There were some days when I would curse God for doing this. Why me? Why my senior year? Why when I was a captain? Why did it have to happen to me? I didn't understand sometimes. I wanted it to be someone else. I was bitter. I hated it. I will be honest, I was not happy at first. But I realized, God has a plan for me. He loves me. He knows what's best for me. His plan is better than mine. Immediately, I became extremely grateful for this opportunity. I was going to learn so much about patience. I was going to learn so much about myself. I was going to learn about my friends. This was a learning and growing experience.

6 weeks later, I want to tell you what I've learned:
1) I have a Heavenly Father. He loves me so much that he'll put me in hard situations so I can grow closer to him. I know so much more about the Atonement of Jesus Christ. He not only suffered for my sins, and died so I can live after death. But he also felt every pain I have felt. He felt my leg get kicked. He felt the top half of the bone grinding on top of the bottom half. He felt my emotional pain of having to watch my team lose. He felt the frustration of having your crutches fall. HE FELT ALL OF IT. And I could know that if he went through it, so can I.

2) God has a plan. Sometimes life doesn't go the way you want it to, and it is okay.

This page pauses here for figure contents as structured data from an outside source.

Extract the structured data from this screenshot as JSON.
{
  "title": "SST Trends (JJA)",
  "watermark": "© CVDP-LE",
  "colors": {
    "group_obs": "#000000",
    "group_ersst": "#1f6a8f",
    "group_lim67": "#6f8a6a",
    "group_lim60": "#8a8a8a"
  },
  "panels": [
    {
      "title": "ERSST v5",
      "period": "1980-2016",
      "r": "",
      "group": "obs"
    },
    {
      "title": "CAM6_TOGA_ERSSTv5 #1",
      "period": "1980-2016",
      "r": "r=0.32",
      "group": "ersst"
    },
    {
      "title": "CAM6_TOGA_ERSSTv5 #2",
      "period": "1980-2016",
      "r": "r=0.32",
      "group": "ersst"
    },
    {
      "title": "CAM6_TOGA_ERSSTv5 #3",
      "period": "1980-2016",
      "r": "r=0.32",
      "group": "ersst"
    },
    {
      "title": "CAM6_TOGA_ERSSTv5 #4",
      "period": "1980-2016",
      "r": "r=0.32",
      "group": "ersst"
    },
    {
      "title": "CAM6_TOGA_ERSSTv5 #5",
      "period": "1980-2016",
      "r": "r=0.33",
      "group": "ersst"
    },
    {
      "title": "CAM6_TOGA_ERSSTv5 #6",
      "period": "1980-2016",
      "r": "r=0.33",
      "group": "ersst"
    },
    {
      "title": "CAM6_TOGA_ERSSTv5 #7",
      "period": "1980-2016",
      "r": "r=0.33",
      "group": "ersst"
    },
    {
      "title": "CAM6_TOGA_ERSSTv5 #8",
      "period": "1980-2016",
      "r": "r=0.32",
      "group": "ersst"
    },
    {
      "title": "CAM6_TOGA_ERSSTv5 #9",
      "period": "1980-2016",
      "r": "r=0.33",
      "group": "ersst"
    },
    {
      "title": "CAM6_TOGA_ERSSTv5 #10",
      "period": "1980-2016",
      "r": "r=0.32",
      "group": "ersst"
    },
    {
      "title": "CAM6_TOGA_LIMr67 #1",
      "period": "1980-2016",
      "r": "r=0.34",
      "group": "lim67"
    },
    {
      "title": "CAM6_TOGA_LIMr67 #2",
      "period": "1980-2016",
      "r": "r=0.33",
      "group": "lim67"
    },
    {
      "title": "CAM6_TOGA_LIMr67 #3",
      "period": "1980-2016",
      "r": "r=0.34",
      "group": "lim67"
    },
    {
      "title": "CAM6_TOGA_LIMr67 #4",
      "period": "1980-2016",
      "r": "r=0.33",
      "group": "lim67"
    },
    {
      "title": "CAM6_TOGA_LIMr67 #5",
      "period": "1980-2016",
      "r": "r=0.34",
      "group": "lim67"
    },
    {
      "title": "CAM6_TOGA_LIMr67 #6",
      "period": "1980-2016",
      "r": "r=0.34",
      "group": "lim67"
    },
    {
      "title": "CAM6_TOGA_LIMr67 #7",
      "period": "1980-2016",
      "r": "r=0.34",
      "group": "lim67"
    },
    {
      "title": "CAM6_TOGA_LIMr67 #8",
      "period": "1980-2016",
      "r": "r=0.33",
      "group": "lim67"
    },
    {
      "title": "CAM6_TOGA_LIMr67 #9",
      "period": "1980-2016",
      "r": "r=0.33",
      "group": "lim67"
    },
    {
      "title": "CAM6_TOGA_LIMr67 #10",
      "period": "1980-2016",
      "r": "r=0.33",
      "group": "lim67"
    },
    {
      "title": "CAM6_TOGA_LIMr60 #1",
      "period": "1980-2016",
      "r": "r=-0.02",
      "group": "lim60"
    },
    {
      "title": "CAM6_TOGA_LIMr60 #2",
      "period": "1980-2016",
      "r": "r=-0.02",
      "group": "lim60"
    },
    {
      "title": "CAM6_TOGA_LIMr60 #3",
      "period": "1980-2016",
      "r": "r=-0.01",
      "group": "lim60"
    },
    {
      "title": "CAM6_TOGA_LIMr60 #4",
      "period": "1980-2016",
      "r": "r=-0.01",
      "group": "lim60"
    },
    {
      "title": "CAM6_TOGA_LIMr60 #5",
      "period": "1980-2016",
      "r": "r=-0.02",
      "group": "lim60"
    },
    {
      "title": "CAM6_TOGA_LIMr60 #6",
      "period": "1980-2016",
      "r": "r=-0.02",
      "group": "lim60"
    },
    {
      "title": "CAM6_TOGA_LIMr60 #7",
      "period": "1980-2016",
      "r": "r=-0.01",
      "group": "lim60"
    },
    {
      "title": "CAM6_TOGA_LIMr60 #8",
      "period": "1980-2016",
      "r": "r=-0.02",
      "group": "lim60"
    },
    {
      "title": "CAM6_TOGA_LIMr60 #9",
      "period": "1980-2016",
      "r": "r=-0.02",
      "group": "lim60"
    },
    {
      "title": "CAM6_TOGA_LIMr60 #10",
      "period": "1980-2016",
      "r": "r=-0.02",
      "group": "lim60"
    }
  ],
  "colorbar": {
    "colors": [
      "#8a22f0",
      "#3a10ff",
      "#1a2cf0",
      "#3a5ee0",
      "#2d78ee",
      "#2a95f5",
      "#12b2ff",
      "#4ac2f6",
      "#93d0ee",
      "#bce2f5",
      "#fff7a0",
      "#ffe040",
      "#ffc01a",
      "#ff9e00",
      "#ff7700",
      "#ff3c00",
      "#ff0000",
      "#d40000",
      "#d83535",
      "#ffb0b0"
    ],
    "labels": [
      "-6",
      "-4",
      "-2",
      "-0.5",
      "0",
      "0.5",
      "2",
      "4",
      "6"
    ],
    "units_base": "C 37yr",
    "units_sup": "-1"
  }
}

It'll all work out for you in the end. God is setting you up for the greatest happiness you can feel. So don't worry, when things go wrong. EVERYTHING IS ACCORDING TO PLAN.

3) I have some amazing friends. Stephen Hawks, Megan Skalla, Macie Gee, Claire Anderson, Michele Murphy, and RJ Beard deserve immense shout outs for loving me and caring for me.

4) I didn't have to be sad. I could choose happiness.

I want you all to know that I love my broken leg. I love that trail. It has made me a better human being. I thank my Heavenly Father for it. I want you to know I have an immense testimony that I have a Father in Heaven, who loves me and who is involved in my life. I know that Christ came to this Earth and sacrificed himself so that he could learn what it felt like to be me. I love you all. Thank you for reading.